La rentrée scolaire est toujours un moment difficile en France. Faire rentrer en classe le même jour 12 millions d’élèves et 800 000 professeurs, c’est une gageure : une mécanique très complexe et, naturellement, des classes sans maître et des effectifs surchargés çà et là, des médias qui guettent les bavures, rien que d’ordinaire. Mais en 1982, on assiste à la première rentrée préparée par la gauche et elle est sans doute la plus ratée de toutes… Parant au plus pressé, on a pris d’excellentes mesures en 1981-1982, sans se soucier suffisamment de leurs effets pervers : créations massives de postes (30 000, en raison de besoins criants), qui tendent à vider les académies du Nord, les enseignants s’empressant d’occuper les postes créés dans les académies ensoleillées ; introduction du temps partiel (une grande nouveauté, qui complique la gestion des postes), interdiction de recruter des non-titulaires (très attendue, mais impossibilité de boucher les trous)… Les conséquences sont fâcheuses pour Pierre Mauroy car l’académie de Lille est très touchée : il nous faut recevoir de multiples délégations, très remontées. Pierre s’impatiente et exige des mesures
immédiates que l’on met au point avec le recteur de Lille (par exemple l’appel sans délai aux maîtres auxiliaires…) et d’autres à plus long terme pour que pareille mésaventure ne se reproduise pas (ex : institution d’un groupe permanent de préparation de la rentrée). Cet épisode a-t-il jeté une ombre dans les relations, d’une grande confiance, entre Pierre Mauroy et Alain Savary ? Quelques semaines plus tard, ce dernier révélait à son cabinet qu’il venait de refuser l’ambassade de France à Madrid, que le Gouvernement lui proposait.

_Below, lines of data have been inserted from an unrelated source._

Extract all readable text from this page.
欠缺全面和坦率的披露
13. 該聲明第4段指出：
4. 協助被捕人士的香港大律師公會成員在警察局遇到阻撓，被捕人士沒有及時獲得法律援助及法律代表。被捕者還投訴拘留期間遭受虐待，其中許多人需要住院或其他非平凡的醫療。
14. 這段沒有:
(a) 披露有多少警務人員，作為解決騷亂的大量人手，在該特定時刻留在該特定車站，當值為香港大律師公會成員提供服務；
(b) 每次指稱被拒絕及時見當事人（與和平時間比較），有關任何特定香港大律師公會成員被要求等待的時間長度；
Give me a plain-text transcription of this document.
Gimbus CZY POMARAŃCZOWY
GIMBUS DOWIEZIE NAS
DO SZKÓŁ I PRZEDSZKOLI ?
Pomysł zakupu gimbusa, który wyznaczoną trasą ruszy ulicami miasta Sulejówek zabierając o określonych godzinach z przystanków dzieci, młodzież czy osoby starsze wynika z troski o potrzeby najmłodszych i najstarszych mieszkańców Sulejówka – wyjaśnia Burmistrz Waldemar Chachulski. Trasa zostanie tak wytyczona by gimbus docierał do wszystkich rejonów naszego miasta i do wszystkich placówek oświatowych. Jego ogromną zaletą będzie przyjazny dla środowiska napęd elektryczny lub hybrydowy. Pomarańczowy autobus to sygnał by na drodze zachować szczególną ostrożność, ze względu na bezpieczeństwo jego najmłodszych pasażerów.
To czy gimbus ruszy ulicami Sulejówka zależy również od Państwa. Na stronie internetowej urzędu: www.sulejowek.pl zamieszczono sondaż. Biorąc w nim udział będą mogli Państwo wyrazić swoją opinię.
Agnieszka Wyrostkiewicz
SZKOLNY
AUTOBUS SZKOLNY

C’est la fameuse promesse du candidat Mitterrand de créer un Grand SPULEN (Service public unifié et laïque de l’éducation nationale) qui m’a valu de quitter le cabinet de Pierre Mauroy. En effet, à l’été 1982, Alain Savary rend compte dans une communication au conseil des ministres de l’état d’avancement de ce dossier. Mitterrand réécrit lui-même le communiqué publié le 4 août (une date symbolique) : aucune allusion à sa promesse ni à la laïcité. L’après-midi même, Alain Savary s’entretient à Matignon avec Pierre pour tirer les leçons de la position du Président. Je reconduis Alain Savary à sa voiture : là, dans la cour, il me demande de prendre la direction des affaires générales de son ministère, en charge de l’enseignement privé. Bigre ! Ce qui sera fait en octobre. Et voilà comment j’ai été mêlé aux multiples épisodes des négociations, des propositions, de la mise au point du « projet Savary », de son retrait par le Président suivi de la démission du Gouvernement. Cette période fut pour moi aussi l’occasion de tenir informé Michel Delebarre à Matignon et d’assister, lors de la discussion du projet de loi au Parlement, à un moment douloureux entre Pierre Mauroy et Alain Savary (l’annonce des amendements Laignel le 22 mai 1984).
Je conserve une admiration infinie pour Pierre Mauroy et Alain Savary qui, dans ces tempêtes, ont su par leur droiture être des hommes d’État.